Pop isn't dead. Das junge Quartett Hyphen Hyphen aus dem Land der großen Chansonniere wirkt auf seinem Debütalbum ´Times´ sehr selbstsicher, ja, fast schon routiniert im Umgang mit der Dramaturgie und Konzeption großer Popsongs. Dabei scheint der Einfluss französischer Pop-Exporte wie Phoenix oder M83 ebenso durch wie das Selbstverständnis der großen skandinavischen Vorbilder. Wer so spielerisch leicht agiert, hat entweder viel Talent, das richtige Umfeld oder beides. Oder ist es einfach nur unbändige Lust, mal wieder für Bewegung am Markt und auf den Tanzflächen dieser Erde zu sorgen? Oder gar einfach eine Herangehensweise, die sich auf ur-französische Tugenden wie Freiheit, Genuss und Lebenslust beruft?

„Wir sind hungriger denn je“, verrät die amerikanisch-französische Sängerin Santa im Interview. „Ob das nun typisch französisch ist oder nicht – unser Ziel ist es, so unmittelbar und direkt wie möglich zu sein, eben nicht oberflächlich. Ein perfekter Popsong muss aus unserer Sichtweise sehr leicht verständlich sein und hat trotzdem eine tiefere Bedeutung.“

Die natürlich jeder für sich finden kann, darf und auch sollte. Überhaupt denken die vier gerne und innig über ihre Verbindung zum Hörer nach.

„Von Anfang an wollten wir die Energie unserer Musik auf die Menschen übertragen, die uns zuhören. Musik ist einfach ansteckend und wir lieben es, wenn wir die Leute zum Tanzen bringen. Also versuchen wir, während unserer Auftritte immer einen Platz für die Leute zu schaffen, an dem sie sich frei fühlen können und wirklich sein können, wie sie wollen.“

Überhaupt sind Emotionen ein großes Thema – sowohl musikalisch, als auch textlich.

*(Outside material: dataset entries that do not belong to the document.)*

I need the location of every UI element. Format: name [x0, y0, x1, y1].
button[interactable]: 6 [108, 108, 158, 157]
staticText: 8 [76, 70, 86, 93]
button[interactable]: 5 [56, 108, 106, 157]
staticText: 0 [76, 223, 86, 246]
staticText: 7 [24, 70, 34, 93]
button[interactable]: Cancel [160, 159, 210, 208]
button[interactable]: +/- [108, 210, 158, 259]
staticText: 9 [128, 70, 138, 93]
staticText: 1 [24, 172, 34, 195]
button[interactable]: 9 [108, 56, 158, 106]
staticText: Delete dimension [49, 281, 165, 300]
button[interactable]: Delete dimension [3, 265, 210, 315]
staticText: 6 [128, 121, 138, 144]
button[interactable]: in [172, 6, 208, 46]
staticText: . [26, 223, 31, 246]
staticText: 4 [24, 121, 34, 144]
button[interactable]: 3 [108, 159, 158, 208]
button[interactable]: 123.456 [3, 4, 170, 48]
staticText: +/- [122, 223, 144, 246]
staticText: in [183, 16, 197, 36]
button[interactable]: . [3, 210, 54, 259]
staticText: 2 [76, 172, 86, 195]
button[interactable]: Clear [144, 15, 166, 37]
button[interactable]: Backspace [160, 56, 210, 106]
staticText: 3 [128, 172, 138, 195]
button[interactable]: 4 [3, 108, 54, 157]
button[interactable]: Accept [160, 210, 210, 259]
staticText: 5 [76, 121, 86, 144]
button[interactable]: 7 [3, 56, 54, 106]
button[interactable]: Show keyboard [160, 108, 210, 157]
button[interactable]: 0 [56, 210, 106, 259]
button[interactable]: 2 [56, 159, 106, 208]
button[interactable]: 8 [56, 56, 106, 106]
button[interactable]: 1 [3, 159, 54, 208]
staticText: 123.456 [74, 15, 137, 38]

„Verschiedene Emotionen zu kombinieren ist unheimlich inspirierend, und dieses Spiel mit Gefühlen ist sicherlich auch ein Thema auf diesem Album. Es kann natürlich um Liebe gehen, aber auch um Neid und Missgunst. Unsere Texte sind da recht offen, jeder kann seine eigene Story und die Schönheit der Widersprüche des Lebens darin finden.“

Im klassischen Bandgefüge mit Live-Anspruch, das Hyphen Hyphen zudem verkörpern, möchte man meinen, dass die sphärische Tiefe kaum reproduziert werden kann. Aber doch, die Band spielt alle Instrumente selbst und verzichtet auf backing tracks oder zusätzliche Musiker.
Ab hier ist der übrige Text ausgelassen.